Published: Asparagus (PDF)
Summer/Fall 2019
July 8, 2019
1040 words

On a Saturday in early March — when sunny weather drew hundreds of people to the mountains in suburban North Vancouver — I made a contribution to the trails I hike every week. I joined seven volunteers from the North Shore Mountain Bike Association (NSMBA) to spend a day rebuilding a forest trail on Mount Seymour. We shouldered shovels, pickaxes, and plastic buckets as we hiked to the snowline partway up Bridle Path, a popular local trail.

Our leader, Penny Deck, wore sturdy work pants and steel-toed boots. Once we’d unloaded our tools, she knelt down and knocked aside hard-packed snow to uncover a cedar ladder bridge. The bridge once kept riders out of rain and stream water flowing around the trail, but years of erosion had left it nearly buried under black mud. Now, hikers and riders splashed through muck in wet weather.

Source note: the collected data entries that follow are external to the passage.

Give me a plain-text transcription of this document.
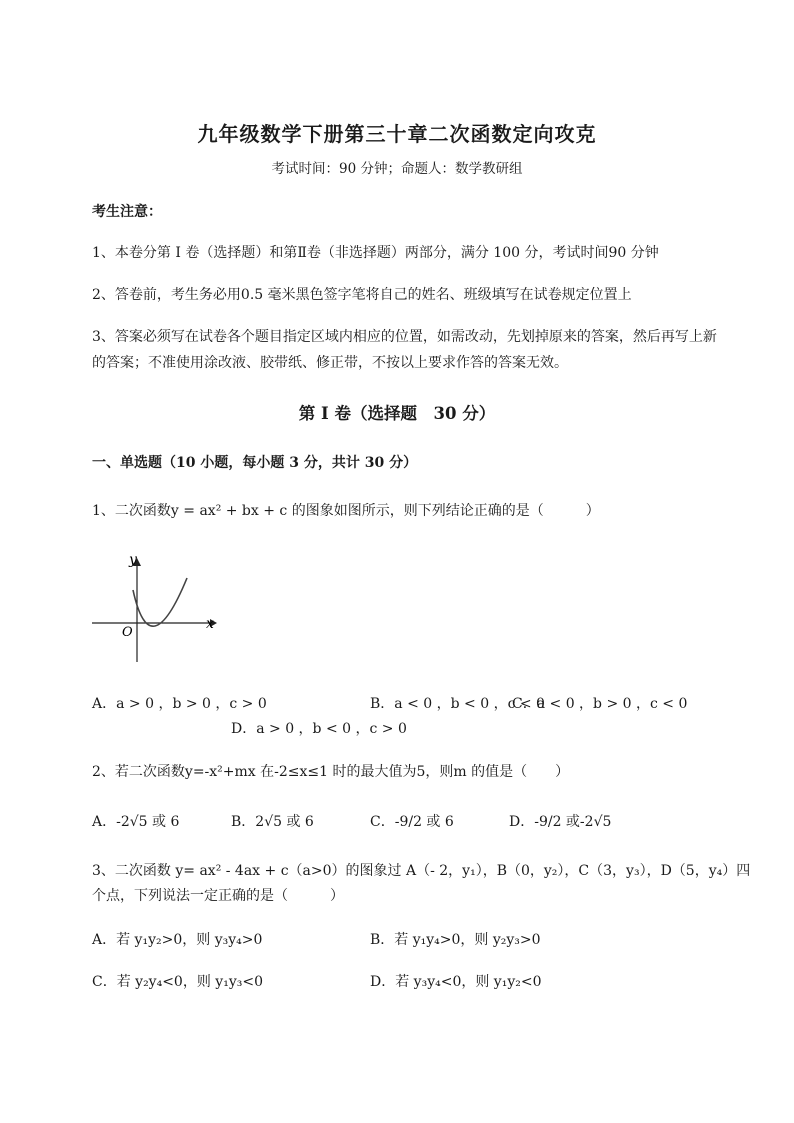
九年级数学下册第三十章二次函数定向攻克
考试时间：90 分钟；命题人：数学教研组
考生注意：
1、本卷分第 I 卷（选择题）和第Ⅱ卷（非选择题）两部分，满分 100 分，考试时间90 分钟
2、答卷前，考生务必用0.5 毫米黑色签字笔将自己的姓名、班级填写在试卷规定位置上
3、答案必须写在试卷各个题目指定区域内相应的位置，如需改动，先划掉原来的答案，然后再写上新
的答案；不准使用涂改液、胶带纸、修正带，不按以上要求作答的答案无效。
第 I 卷（选择题　30 分）
一、单选题（10 小题，每小题 3 分，共计 30 分）
1、二次函数y = ax² + bx + c 的图象如图所示，则下列结论正确的是（　　　）
x
y
O
A．a > 0 ，b > 0 ，c > 0	B．a < 0 ，b < 0 ，c < 0
C．a < 0 ，b > 0 ，c < 0
D．a > 0 ，b < 0 ，c > 0
2、若二次函数y=-x²+mx 在-2≤x≤1 时的最大值为5，则m 的值是（　　）
A．-2√5 或 6	B．2√5 或 6	C．-9/2 或 6	D．-9/2 或-2√5
3、二次函数 y= ax² - 4ax + c（a>0）的图象过 A（- 2，y₁），B（0，y₂），C（3，y₃），D（5，y₄）四
个点，下列说法一定正确的是（　　　）
A．若 y₁y₂>0，则 y₃y₄>0	B．若 y₁y₄>0，则 y₂y₃>0
C．若 y₂y₄<0，则 y₁y₃<0	D．若 y₃y₄<0，则 y₁y₂<0
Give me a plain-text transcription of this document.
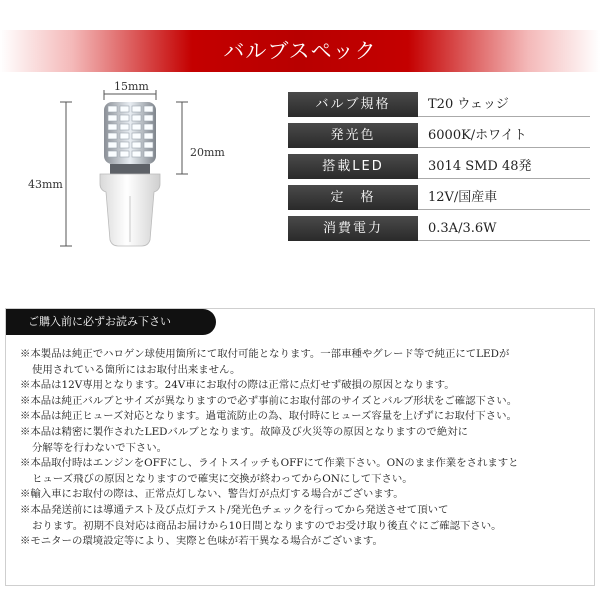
バルブスペック
15mm
20mm
43mm
バルブ規格	T20 ウェッジ
発光色	6000K/ホワイト
搭載LED	3014 SMD 48発
定　格	12V/国産車
消費電力	0.3A/3.6W
ご購入前に必ずお読み下さい
※本製品は純正でハロゲン球使用箇所にて取付可能となります。一部車種やグレード等で純正にてLEDが
使用されている箇所にはお取付出来ません。
※本品は12V専用となります。24V車にお取付の際は正常に点灯せず破損の原因となります。
※本品は純正バルブとサイズが異なりますので必ず事前にお取付部のサイズとバルブ形状をご確認下さい。
※本品は純正ヒューズ対応となります。過電流防止の為、取付時にヒューズ容量を上げずにお取付下さい。
※本品は精密に製作されたLEDバルブとなります。故障及び火災等の原因となりますので絶対に
分解等を行わないで下さい。
※本品取付時はエンジンをOFFにし、ライトスイッチもOFFにて作業下さい。ONのまま作業をされますと
ヒューズ飛びの原因となりますので確実に交換が終わってからONにして下さい。
※輸入車にお取付の際は、正常点灯しない、警告灯が点灯する場合がございます。
※本品発送前には導通テスト及び点灯テスト/発光色チェックを行ってから発送させて頂いて
おります。初期不良対応は商品お届けから10日間となりますのでお受け取り後直ぐにご確認下さい。
※モニターの環境設定等により、実際と色味が若干異なる場合がございます。
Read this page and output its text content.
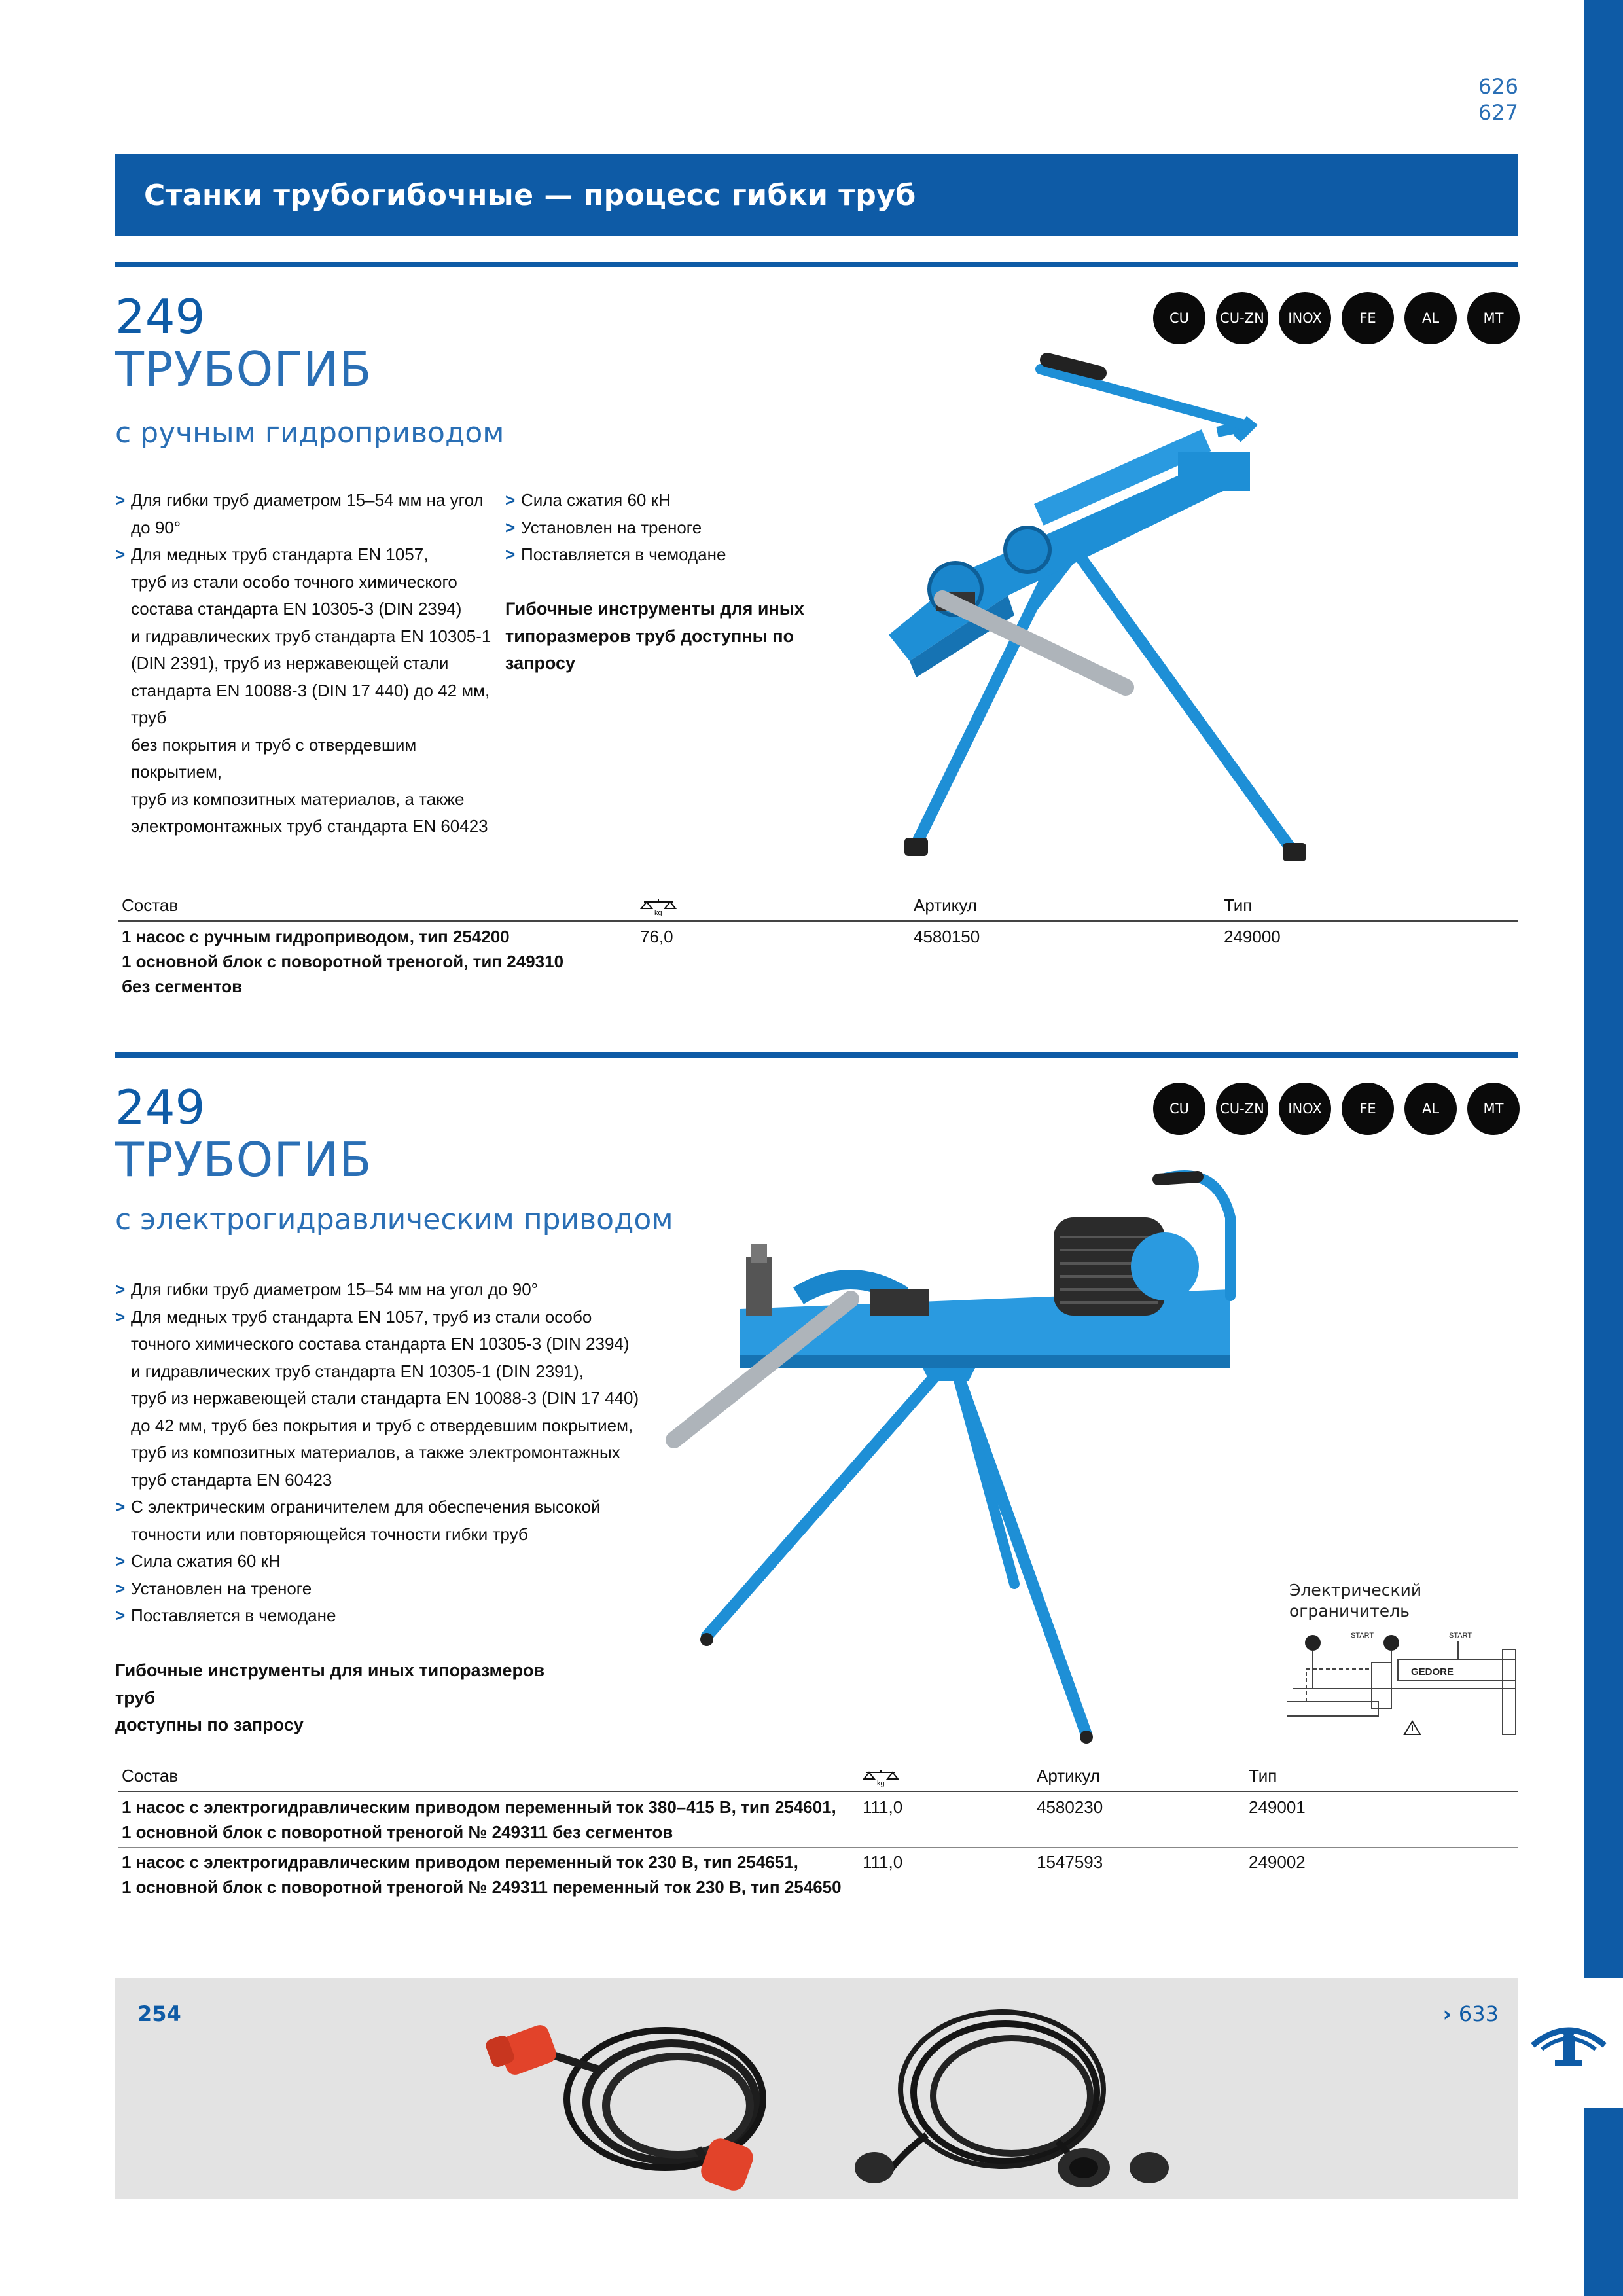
626
627
Станки трубогибочные — процесс гибки труб
249
ТРУБОГИБ
с ручным гидроприводом
CU	CU-ZN	INOX	FE	AL	MT
> Для гибки труб диаметром 15–54 мм на угол до 90°
> Для медных труб стандарта EN 1057,
труб из стали особо точного химического
состава стандарта EN 10305-3 (DIN 2394)
и гидравлических труб стандарта EN 10305-1
(DIN 2391), труб из нержавеющей стали
стандарта EN 10088-3 (DIN 17 440) до 42 мм, труб
без покрытия и труб с отвердевшим покрытием,
труб из композитных материалов, а также
электромонтажных труб стандарта EN 60423
> Сила сжатия 60 кН
> Установлен на треноге
> Поставляется в чемодане
Гибочные инструменты для иных
типоразмеров труб доступны по запросу
Состав	kg	Артикул	Тип
1 насос с ручным гидроприводом, тип 254200
1 основной блок с поворотной треногой, тип 249310
без сегментов
76,0	4580150	249000
249
ТРУБОГИБ
с электрогидравлическим приводом
CU	CU-ZN	INOX	FE	AL	MT
> Для гибки труб диаметром 15–54 мм на угол до 90°
> Для медных труб стандарта EN 1057, труб из стали особо
точного химического состава стандарта EN 10305-3 (DIN 2394)
и гидравлических труб стандарта EN 10305-1 (DIN 2391),
труб из нержавеющей стали стандарта EN 10088-3 (DIN 17 440)
до 42 мм, труб без покрытия и труб с отвердевшим покрытием,
труб из композитных материалов, а также электромонтажных
труб стандарта EN 60423
> С электрическим ограничителем для обеспечения высокой
точности или повторяющейся точности гибки труб
> Сила сжатия 60 кН
> Установлен на треноге
> Поставляется в чемодане
Гибочные инструменты для иных типоразмеров труб
доступны по запросу
Электрический
ограничитель
GEDORE
START	START
Состав	kg	Артикул	Тип
1 насос с электрогидравлическим приводом переменный ток 380–415 В, тип 254601,
1 основной блок с поворотной треногой № 249311 без сегментов
111,0	4580230	249001
1 насос с электрогидравлическим приводом переменный ток 230 В, тип 254651,
1 основной блок с поворотной треногой № 249311 переменный ток 230 В, тип 254650
111,0	1547593	249002
254	› 633
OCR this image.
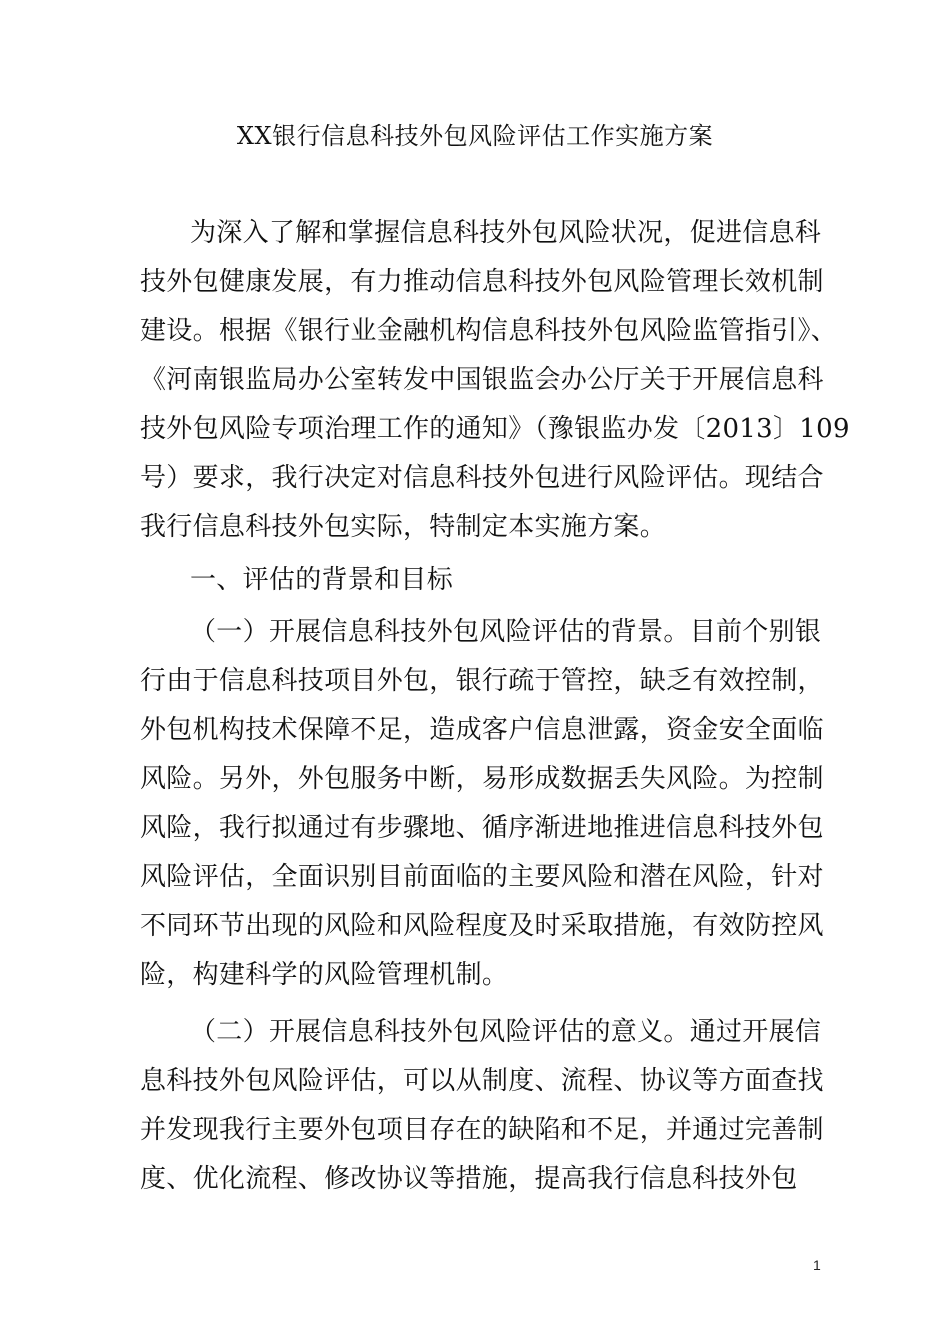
XX银行信息科技外包风险评估工作实施方案
为深入了解和掌握信息科技外包风险状况，促进信息科
技外包健康发展，有力推动信息科技外包风险管理长效机制
建设。根据《银行业金融机构信息科技外包风险监管指引》、
《河南银监局办公室转发中国银监会办公厅关于开展信息科
技外包风险专项治理工作的通知》（豫银监办发〔2013〕109
号）要求，我行决定对信息科技外包进行风险评估。现结合
我行信息科技外包实际，特制定本实施方案。
一、评估的背景和目标
（一）开展信息科技外包风险评估的背景。目前个别银
行由于信息科技项目外包，银行疏于管控，缺乏有效控制，
外包机构技术保障不足，造成客户信息泄露，资金安全面临
风险。另外，外包服务中断，易形成数据丢失风险。为控制
风险，我行拟通过有步骤地、循序渐进地推进信息科技外包
风险评估，全面识别目前面临的主要风险和潜在风险，针对
不同环节出现的风险和风险程度及时采取措施，有效防控风
险，构建科学的风险管理机制。
（二）开展信息科技外包风险评估的意义。通过开展信
息科技外包风险评估，可以从制度、流程、协议等方面查找
并发现我行主要外包项目存在的缺陷和不足，并通过完善制
度、优化流程、修改协议等措施，提高我行信息科技外包
1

By the day’s end, the bridge was gone. We replaced it with an elevated trail, stone retaining walls, and drainage ditches to carry water away from the path. The day’s work represented a small section of the 226 kilometres of trails in North Vancouver, most of which are maintained by hikers, runners, and mountain bikers who volunteer with NSMBA. Their handiwork has produced some of the world’s highest-ranked mountain bike trails, all while emphasizing social responsibility and environmental sustainability.